Common Questions Along the Way

A few questions tend to come up repeatedly for women starting this journey, and it's worth addressing them directly rather than assuming they'll sort themselves out.

  • "Do I need a lot of money to start learning?" No. Every resource on this list, and most of the framework above, can be worked through without spending a dollar. Market observation is free. Educational platforms are free. Community events often have free or low-cost entry points. The financial commitment, if you choose to make one, comes only at the very end of the process, and even then, it can start small.
  • "Is it too late to learn this?" No single moment in this space has ever been "too late," largely because the underlying technology and its applications keep evolving. Someone starting today is not meaningfully behind someone who started five years ago in terms of foundational literacy; the fundamentals haven't changed nearly as much as the headlines suggest.
  • "What if I decide, after all this learning, that I don't want to invest?" That's a perfectly reasonable outcome, and arguably still a successful one. The literacy itself has value independent of any investment decision, particularly for anyone working in or adjacent to tech, finance, or payments. Understanding a space well enough to make an informed choice to stay out of it is not a wasted effort.

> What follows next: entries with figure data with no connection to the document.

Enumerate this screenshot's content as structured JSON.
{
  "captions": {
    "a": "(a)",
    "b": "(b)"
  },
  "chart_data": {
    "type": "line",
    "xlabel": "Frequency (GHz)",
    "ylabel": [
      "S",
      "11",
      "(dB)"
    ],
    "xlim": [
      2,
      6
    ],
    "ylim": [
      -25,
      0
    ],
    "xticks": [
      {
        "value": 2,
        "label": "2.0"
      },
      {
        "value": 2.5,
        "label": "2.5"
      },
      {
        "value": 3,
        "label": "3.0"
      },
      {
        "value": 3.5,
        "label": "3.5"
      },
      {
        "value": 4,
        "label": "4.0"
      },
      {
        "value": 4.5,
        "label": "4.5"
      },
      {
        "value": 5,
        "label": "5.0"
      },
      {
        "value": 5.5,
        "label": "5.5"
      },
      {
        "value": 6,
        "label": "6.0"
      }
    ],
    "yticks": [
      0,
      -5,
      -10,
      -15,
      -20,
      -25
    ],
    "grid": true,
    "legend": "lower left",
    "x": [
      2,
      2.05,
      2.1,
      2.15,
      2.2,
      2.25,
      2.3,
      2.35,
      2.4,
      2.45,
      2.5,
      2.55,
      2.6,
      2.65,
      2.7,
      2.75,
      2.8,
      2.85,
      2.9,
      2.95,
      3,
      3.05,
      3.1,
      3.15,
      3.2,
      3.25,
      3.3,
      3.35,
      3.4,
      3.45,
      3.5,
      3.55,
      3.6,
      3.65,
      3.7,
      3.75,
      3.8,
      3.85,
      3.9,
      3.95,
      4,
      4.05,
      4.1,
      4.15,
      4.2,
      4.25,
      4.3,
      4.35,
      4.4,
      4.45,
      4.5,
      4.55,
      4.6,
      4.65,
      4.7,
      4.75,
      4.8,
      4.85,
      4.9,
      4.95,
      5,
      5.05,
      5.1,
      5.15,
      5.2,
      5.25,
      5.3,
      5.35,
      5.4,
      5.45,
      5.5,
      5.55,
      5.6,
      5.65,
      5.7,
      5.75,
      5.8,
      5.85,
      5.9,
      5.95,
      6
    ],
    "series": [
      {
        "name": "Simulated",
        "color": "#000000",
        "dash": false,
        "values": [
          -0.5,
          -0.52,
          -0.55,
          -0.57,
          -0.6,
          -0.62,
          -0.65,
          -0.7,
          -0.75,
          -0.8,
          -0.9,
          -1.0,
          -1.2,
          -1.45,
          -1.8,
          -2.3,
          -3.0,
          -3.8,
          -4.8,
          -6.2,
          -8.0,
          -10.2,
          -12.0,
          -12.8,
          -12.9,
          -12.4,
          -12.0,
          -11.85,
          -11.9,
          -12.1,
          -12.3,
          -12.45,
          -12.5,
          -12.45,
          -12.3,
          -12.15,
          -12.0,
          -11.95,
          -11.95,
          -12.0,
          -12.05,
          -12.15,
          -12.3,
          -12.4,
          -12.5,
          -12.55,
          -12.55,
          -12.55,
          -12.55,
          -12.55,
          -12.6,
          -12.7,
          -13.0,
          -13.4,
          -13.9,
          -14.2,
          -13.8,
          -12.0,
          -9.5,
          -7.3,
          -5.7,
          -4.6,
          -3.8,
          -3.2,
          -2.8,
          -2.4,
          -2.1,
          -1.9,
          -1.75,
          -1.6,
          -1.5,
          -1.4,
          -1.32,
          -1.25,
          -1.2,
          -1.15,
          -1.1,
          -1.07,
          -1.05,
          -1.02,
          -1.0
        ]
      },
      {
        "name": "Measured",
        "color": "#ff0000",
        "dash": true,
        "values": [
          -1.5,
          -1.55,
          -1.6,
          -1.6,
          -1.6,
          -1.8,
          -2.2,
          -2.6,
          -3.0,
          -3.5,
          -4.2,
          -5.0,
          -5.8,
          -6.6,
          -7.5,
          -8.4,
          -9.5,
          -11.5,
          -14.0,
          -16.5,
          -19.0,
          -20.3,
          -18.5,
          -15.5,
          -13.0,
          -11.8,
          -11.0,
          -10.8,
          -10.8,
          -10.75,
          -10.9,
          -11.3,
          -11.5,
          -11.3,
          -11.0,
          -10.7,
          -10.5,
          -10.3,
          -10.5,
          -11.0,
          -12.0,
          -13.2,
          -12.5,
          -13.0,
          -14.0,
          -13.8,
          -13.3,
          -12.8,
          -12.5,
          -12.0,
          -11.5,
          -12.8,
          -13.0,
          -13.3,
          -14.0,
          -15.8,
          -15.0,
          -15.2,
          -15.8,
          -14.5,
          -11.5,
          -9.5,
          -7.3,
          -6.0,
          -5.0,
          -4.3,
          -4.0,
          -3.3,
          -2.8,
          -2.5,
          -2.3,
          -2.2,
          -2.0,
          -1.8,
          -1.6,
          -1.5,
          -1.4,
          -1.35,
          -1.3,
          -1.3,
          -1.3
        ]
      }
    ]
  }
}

The Information Barrier Recedes

We're all aware that women aren't less capable of understanding or navigating digital asset markets. In fact, the research consistently shows better long-term investment outcomes among women who do invest. For example, a Fidelity analysis of 5.2 million accounts found women outperformed men by 0.4% per year on average, largely because they trade less and don't try to time the market.

That finding deserves a bit more attention than it usually gets, because it cuts directly against the narrative that treats investing confidence as something correlated with investing skill. The behaviors that tend to produce better long-term outcomes, patience, less frequent trading, less impulsive reaction to short-term volatility, are not things women lack. If anything, the data suggests these are areas of relative strength. The gap isn't a capability gap. It's a starting-line gap, created by access, marketing, and community, not by any difference in aptitude.

The gap is about access to clear information and feeling like the space was built with you in mind. That's a solvable problem, and it's one that a fairly small, deliberate set of resources can meaningfully chip away at. None of the five resources above requires a technical background, a large sum of money, or an existing network in crypto. What they require is a bit of time, spread out consistently, and a willingness to start with the resource that feels least intimidating rather than the one that seems most impressive.

Maybe it wasn't built with you in mind at first, but this is now changing, and the resources exist to close that gap faster than it took to open it. For best results, start with one resource on this list, spend a month with it, then pick another. There's no prize for speed here, and no penalty for taking your time. The only real mistake is assuming the information isn't for you before you've had a chance to see that it is.